HELENA, Mont. (AP) ' A notorious "mountain man" who abducted a world-class athlete in 1984 to keep as a wife for his son faces a parole board Friday that will want to see more far more contrition than he has showed in the past.

Don Nichols' third parole hearing comes as federal authorities search for his son Dan, accused earlier this month with new drug and gun crimes.

The father-son duo made international headlines three decades ago when they abducted world-class biathlete Kari Swenson while she was on a training run in the mountains above the resort town of Big Sky. They then eluded police for five months after shooting her and killing a would-be rescuer, Alan Goldstein.



The pair, who had lived for long stretches in the mountains by poaching game and eating from makeshift gardens, evaded a prolonged manhunt by living in the remote wilderness northwest of Yellowstone National Park. Their habits prompted authorities to label them with a "mountain man" moniker they embraced.

Swenson, despite diminished lung capacity from the gunshot wound, went on to compete at a high level. The Bozeman veterinarian opposes parole for the 81-year-old Nichols, writing in a recent letter to a Montana newspaper that Nichols could again pair up with his son and harm others.

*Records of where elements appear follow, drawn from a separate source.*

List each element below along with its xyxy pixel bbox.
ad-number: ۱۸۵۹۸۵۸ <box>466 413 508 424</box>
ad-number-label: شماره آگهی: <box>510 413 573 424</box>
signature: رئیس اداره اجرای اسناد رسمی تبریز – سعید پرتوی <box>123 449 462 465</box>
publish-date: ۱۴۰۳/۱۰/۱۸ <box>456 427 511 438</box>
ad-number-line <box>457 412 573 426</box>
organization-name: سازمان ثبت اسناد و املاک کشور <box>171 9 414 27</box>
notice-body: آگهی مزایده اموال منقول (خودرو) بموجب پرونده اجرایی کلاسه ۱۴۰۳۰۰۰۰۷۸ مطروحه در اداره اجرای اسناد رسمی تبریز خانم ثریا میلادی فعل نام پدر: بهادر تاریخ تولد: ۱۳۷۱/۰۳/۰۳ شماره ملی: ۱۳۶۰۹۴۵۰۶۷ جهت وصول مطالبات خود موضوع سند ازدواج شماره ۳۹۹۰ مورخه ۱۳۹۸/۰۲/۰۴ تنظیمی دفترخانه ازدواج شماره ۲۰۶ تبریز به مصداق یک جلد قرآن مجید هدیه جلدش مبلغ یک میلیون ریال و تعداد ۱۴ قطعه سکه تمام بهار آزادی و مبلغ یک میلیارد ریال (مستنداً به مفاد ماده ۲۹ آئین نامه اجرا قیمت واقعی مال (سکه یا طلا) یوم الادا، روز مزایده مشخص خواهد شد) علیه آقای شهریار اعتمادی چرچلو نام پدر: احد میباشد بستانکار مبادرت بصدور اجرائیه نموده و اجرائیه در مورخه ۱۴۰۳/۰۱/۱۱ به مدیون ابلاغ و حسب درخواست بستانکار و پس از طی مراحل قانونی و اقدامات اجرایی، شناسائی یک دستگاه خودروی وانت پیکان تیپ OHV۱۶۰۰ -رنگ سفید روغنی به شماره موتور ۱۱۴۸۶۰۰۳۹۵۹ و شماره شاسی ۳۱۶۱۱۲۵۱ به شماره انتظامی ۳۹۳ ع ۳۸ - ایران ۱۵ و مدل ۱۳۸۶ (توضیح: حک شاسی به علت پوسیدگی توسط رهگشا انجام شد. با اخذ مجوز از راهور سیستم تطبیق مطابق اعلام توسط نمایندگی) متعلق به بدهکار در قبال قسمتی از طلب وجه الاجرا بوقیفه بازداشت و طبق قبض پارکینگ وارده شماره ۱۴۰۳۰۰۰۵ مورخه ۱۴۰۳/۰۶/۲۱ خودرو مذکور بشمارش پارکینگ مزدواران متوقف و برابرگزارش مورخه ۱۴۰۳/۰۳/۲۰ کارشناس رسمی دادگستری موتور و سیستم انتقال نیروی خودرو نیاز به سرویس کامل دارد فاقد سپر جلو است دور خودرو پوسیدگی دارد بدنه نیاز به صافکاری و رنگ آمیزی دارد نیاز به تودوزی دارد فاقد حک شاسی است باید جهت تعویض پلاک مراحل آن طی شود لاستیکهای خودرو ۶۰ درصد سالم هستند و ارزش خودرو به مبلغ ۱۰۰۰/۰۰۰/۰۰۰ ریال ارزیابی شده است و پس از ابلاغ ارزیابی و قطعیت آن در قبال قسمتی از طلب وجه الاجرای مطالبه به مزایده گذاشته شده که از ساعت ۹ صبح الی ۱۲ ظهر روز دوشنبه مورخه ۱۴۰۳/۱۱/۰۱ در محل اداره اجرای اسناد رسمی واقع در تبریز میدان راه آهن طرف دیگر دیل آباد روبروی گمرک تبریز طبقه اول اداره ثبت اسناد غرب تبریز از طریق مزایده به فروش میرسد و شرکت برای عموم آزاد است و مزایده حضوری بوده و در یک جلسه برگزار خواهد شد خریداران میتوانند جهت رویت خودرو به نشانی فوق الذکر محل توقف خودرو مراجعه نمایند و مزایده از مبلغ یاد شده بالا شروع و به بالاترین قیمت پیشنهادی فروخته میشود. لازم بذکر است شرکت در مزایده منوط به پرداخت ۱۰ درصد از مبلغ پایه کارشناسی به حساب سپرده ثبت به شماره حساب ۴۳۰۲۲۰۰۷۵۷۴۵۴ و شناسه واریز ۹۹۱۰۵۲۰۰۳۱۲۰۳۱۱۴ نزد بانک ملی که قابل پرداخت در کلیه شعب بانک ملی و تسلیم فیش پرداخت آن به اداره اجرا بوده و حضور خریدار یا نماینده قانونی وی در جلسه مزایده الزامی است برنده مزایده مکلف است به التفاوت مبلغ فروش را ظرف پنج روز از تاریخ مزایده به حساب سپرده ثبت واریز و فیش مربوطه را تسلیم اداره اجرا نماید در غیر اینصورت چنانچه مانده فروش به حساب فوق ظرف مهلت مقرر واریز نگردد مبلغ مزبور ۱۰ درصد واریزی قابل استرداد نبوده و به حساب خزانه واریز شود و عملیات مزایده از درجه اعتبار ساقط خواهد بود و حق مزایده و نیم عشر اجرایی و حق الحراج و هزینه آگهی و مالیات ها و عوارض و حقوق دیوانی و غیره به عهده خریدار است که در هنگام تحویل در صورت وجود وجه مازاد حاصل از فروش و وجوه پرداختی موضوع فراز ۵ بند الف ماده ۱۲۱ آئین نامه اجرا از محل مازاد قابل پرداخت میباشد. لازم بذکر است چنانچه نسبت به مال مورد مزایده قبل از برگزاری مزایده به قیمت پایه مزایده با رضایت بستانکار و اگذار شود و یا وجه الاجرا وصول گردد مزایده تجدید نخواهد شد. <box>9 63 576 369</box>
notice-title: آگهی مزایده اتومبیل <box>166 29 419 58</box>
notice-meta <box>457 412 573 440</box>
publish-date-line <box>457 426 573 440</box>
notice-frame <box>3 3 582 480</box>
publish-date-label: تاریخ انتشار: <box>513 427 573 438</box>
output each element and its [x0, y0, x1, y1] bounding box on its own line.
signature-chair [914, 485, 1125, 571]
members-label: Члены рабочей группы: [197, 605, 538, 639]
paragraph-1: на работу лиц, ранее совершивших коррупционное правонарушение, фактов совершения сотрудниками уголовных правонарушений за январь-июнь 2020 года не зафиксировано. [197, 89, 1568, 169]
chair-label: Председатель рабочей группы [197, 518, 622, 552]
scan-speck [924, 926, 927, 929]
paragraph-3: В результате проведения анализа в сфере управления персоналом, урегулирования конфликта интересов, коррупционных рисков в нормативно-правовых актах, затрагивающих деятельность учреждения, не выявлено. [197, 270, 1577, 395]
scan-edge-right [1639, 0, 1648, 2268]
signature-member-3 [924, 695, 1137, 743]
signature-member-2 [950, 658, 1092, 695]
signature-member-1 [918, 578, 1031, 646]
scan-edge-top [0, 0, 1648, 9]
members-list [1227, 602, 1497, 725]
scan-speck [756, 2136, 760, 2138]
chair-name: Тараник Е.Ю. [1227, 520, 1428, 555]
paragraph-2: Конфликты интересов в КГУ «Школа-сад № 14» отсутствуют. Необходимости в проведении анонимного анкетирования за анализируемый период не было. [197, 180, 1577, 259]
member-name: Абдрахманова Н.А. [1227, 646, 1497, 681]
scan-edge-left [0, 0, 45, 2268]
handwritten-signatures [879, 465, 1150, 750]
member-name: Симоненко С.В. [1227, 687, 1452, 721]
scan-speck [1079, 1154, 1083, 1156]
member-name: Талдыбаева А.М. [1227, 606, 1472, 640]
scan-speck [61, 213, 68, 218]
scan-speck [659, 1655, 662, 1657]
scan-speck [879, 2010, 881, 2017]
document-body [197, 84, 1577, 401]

U.S. Marshals have said the younger Nichols is considered very dangerous while on the run. He first skipped out on relatively minor drug charges received at a rock concert last summer. Then a federal indictment released last week alleged the younger Nichols, released in the early 1990s for his role in the Swenson crime, and two other men were involved in a statewide marijuana distribution ring that netted nearly $1.8 million.

The elder Nichols is serving an 85-year prison sentence that could release him in 2030 or paroled sooner.

"I do not believe anyone could want him free and living in or around their communities," Swenson wrote earlier this week. "If he is released, I hope no one ever has to meet him on a street, in the mountains of Montana or anywhere."

The elder Nichols has blamed others ' including Swenson ' for the crime by arguing they were in the wrong place. And in an apparent effort to minimize the crime in lengthy journals and manuscripts written shortly afterward, he said they only bound Swenson with a "lightweight" chain.